La Via Crucis della resurrezione. Castelli e la speranza della rinascita dopo i terremoti

A dieci anni dal terremoto del 6 aprile 2009, che ha sconvolto L’Aquila ma ha segnato anche il territorio del teramano, Castelli compie un nuovo passo verso la ripresa e accoglie nella ristrutturata chiesa centrale di San Giovanni Battista, restata chiusa per molti anni, una Via Crucis artistica opera di Nino Di Simone che l’ha voluta donare gratuitamente alla sua comunità e benedetta sabato 13 aprile 2019 da mons. Lorenzo Leuzzi, vescovo della diocesi di Teramo-Atri.

L’arte povera in armonia con l’interno della chiesa, contraddistingue le 15 stazioni realizzate in materiale ceramico refrattario, colorate con ossidi di manganese e di ferro ed alcuni interventi al rosso di selenio e foglia d’oro zecchino per l’ultima stazione, la resurrezione, sistemata proprio sopra il fonte battesimale e di fianco al crocefisso che non dimostra i suoi quasi 700 anni ma porta ben visibili nella sua mano mutilata, i segni dei terremoti vissuti.

Le crepe del terremoto non si nascondono facilmente in questa località che dista solo pochi chilometri da Rigopiano, scenario di un’altra tragedia abruzzese, ed anche la dedica dell’artista a tutte le vittime di questi dieci anni ne è testimonianza.

“Questo è lo specchio delle sofferenze riportate”, le parole dell’artista Di Simone riferendosi a quanto vissuto in questi anni dalla comunità castellana, alla quale mancava una Via Crucis nel luogo di culto, ma che esprimono anche un senso di speranza profonda, “io vorrei che questo paese continuasse ad essere quello che è stato: un faro di civiltà a livello mondiale. È possibile farlo”.

Un’opera che non è semplicemente un esercizio di stile ma palesa il sentimento dell’artista, soprattutto nella stazione del Cireneo, rappresentato da un uomo di colore con al collo un medaglione con sopra scritto “razza umana”, che sorregge la croce e Gesù, “per colpa di questo razzismo di ritorno, credo che queste persone siano quelle che portano più di tutti la croce”.

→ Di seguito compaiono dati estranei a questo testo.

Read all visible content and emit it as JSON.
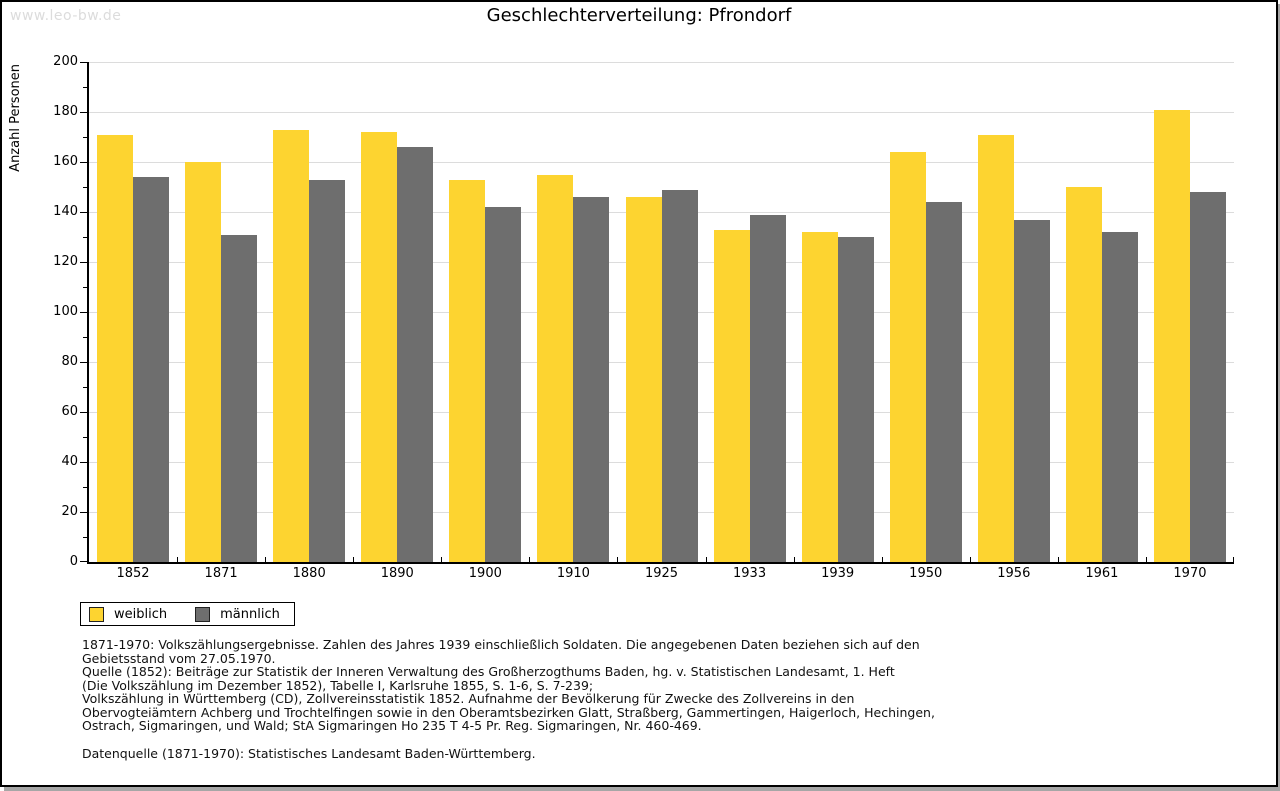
{
  "watermark": "www.leo-bw.de",
  "title": "Geschlechterverteilung: Pfrondorf",
  "chart_data": {
    "type": "bar",
    "title": "Geschlechterverteilung: Pfrondorf",
    "xlabel": "",
    "ylabel": "Anzahl Personen",
    "ylim": [
      0,
      200
    ],
    "ytick_step": 20,
    "ytick_minor_step": 10,
    "grid": true,
    "legend_position": "bottom-left",
    "categories": [
      "1852",
      "1871",
      "1880",
      "1890",
      "1900",
      "1910",
      "1925",
      "1933",
      "1939",
      "1950",
      "1956",
      "1961",
      "1970"
    ],
    "series": [
      {
        "name": "weiblich",
        "color": "#FDD430",
        "values": [
          171,
          160,
          173,
          172,
          153,
          155,
          146,
          133,
          132,
          164,
          171,
          150,
          181
        ]
      },
      {
        "name": "männlich",
        "color": "#6E6E6E",
        "values": [
          154,
          131,
          153,
          166,
          142,
          146,
          149,
          139,
          130,
          144,
          137,
          132,
          148
        ]
      }
    ]
  },
  "colors": {
    "gridline": "#dcdcdc",
    "axis": "#000000",
    "watermark": "#dcdcdc"
  },
  "footnotes": {
    "source_lines": [
      "1871-1970: Volkszählungsergebnisse. Zahlen des Jahres 1939 einschließlich Soldaten. Die angegebenen Daten beziehen sich auf den",
      "Gebietsstand vom 27.05.1970.",
      "Quelle (1852): Beiträge zur Statistik der Inneren Verwaltung des Großherzogthums Baden, hg. v. Statistischen Landesamt, 1. Heft",
      "(Die Volkszählung im Dezember 1852), Tabelle I, Karlsruhe 1855, S. 1-6, S. 7-239;",
      "Volkszählung in Württemberg (CD), Zollvereinsstatistik 1852. Aufnahme der Bevölkerung für Zwecke des Zollvereins in den",
      "Obervogteiämtern Achberg und Trochtelfingen sowie in den Oberamtsbezirken Glatt, Straßberg, Gammertingen, Haigerloch, Hechingen,",
      "Ostrach, Sigmaringen, und Wald; StA Sigmaringen Ho 235 T 4-5 Pr. Reg. Sigmaringen, Nr. 460-469."
    ],
    "datasource": "Datenquelle (1871-1970): Statistisches Landesamt Baden-Württemberg."
  }
}
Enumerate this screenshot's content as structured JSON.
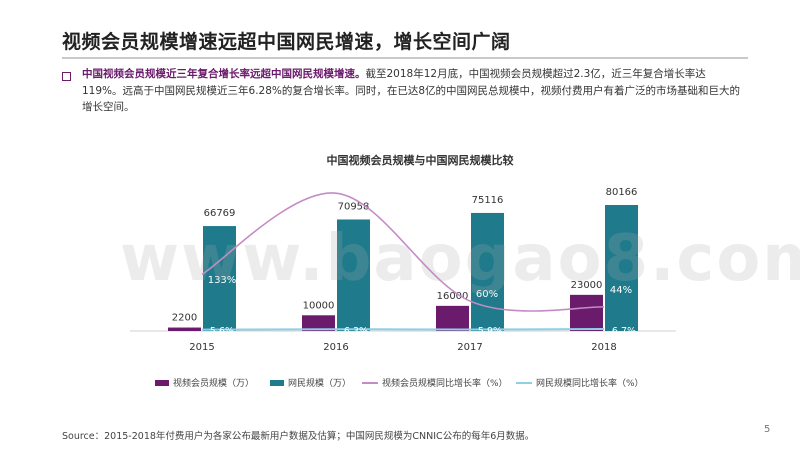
{
  "page": {
    "title": "视频会员规模增速远超中国网民增速，增长空间广阔",
    "summary_highlight": "中国视频会员规模近三年复合增长率远超中国网民规模增速。",
    "summary_rest": "截至2018年12月底，中国视频会员规模超过2.3亿，近三年复合增长率达119%。远高于中国网民规模近三年6.28%的复合增长率。同时，在已达8亿的中国网民总规模中，视频付费用户有着广泛的市场基础和巨大的增长空间。",
    "watermark": "www.baogao8.com",
    "source": "Source：2015-2018年付费用户为各家公布最新用户数据及估算；中国网民规模为CNNIC公布的每年6月数据。",
    "page_number": "5"
  },
  "colors": {
    "members": "#6b1b6b",
    "netizens": "#1f7b8c",
    "member_growth_line": "#c48bc6",
    "netizen_growth_line": "#8ed0e6",
    "bullet": "#6b1b6b"
  },
  "chart_data": {
    "type": "bar",
    "title": "中国视频会员规模与中国网民规模比较",
    "categories": [
      "2015",
      "2016",
      "2017",
      "2018"
    ],
    "series": [
      {
        "name": "视频会员规模（万）",
        "kind": "bar",
        "values": [
          2200,
          10000,
          16000,
          23000
        ],
        "labels": [
          "2200",
          "10000",
          "16000",
          "23000"
        ]
      },
      {
        "name": "网民规模（万）",
        "kind": "bar",
        "values": [
          66769,
          70958,
          75116,
          80166
        ],
        "labels": [
          "66769",
          "70958",
          "75116",
          "80166"
        ]
      },
      {
        "name": "视频会员规模同比增长率（%）",
        "kind": "line",
        "values": [
          133,
          355,
          60,
          44
        ],
        "labels": [
          "133%",
          "",
          "60%",
          "44%"
        ]
      },
      {
        "name": "网民规模同比增长率（%）",
        "kind": "line",
        "values": [
          5.6,
          6.3,
          5.9,
          6.7
        ],
        "labels": [
          "5.6%",
          "6.3%",
          "5.9%",
          "6.7%"
        ]
      }
    ],
    "ylim": [
      0,
      90000
    ],
    "legend_position": "bottom",
    "grid": false
  }
}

La Via Crucis è un modo per riscoprire il cammino che Gesù ha percorso prima di arrivare al Calvario, “un’esperienza che deve segnare la vita di ogni cristiano per comprendere l’amore incondizionato di Gesù per ciascuno di noi”, la dichiarazione di mons. Leuzzi che vede nelle 15 stazioni un’occasione per scoprire come ognuno ha un valore incondizionato davanti al Signore, oltre che il senso di responsabilità e servizio che siamo chiamati a donare ai nostri fratelli.

“L’arte è una via importante per far risplendere i sentimenti più profondi che sono nei nostri cuori”, ha proseguito il vescovo di Teramo-Atri che vede nella bellezza la possibilità di capire che “non possiamo mai sentirci arrivati ma siamo sempre chiamati a scoprire sempre di più le potenzialità e il mistero che si manifesta lungo la storia”.

La bellezza al centro anche dell’intervento del procuratore capo di Teramo, Antonio Guerriero, che ha invitato tutti a lavorare in gruppo e proseguire in quella che ha definito la missione di Castelli dal 1500, cioè diffondere la bellezza esteriore ma anche interiore, non solo nella provincia di Teramo ma in Italia e in tutta Europa, come testimoniano i numerosi musei che raccolgono le opere del luogo.

“La bellezza non è solo un fatto estetico ma anche etico”, le parole di Guerriero che ha presentato la Via Crucis come l’emblema delle difficoltà della vita ma anche di come queste si possano superare, rispondendo al bisogno di giustizia dei più deboli, con il coraggio del cambiamento perchè “alla fine, se ce lo meritiamo, ci sarà una resurrezione”.

Anche il sindaco di Castelli, Rinaldo Seca, vede la resurrezione della sua cittadina come un cammino da condividere tutti insieme, lasciando da parte gli individualismi, “questo gesto filantropico così alto e importante rappresenta l’amore per questa comunità ma soprattutto la voglia di ricominciare insieme e riprendere un percorso tenendoci saldamente la mano l’uno a l’altro”.

L’importanza della Via Crucis per il paese è soprattutto nelle parole del parroco don Franco D’Angelo “questo è un dono che ci permette di continuare a scrivere la storia”, la dichiarazione del sacerdote che, nelle precise pieghe dell’opera, invita a notare la storia di ogni uomo e la possibilità del paese di tornare a testimoniare la sua grandezza, “non è solo ceramica ma cultura, capacità di poter vivere e donare la gioia di vita al mondo intero”.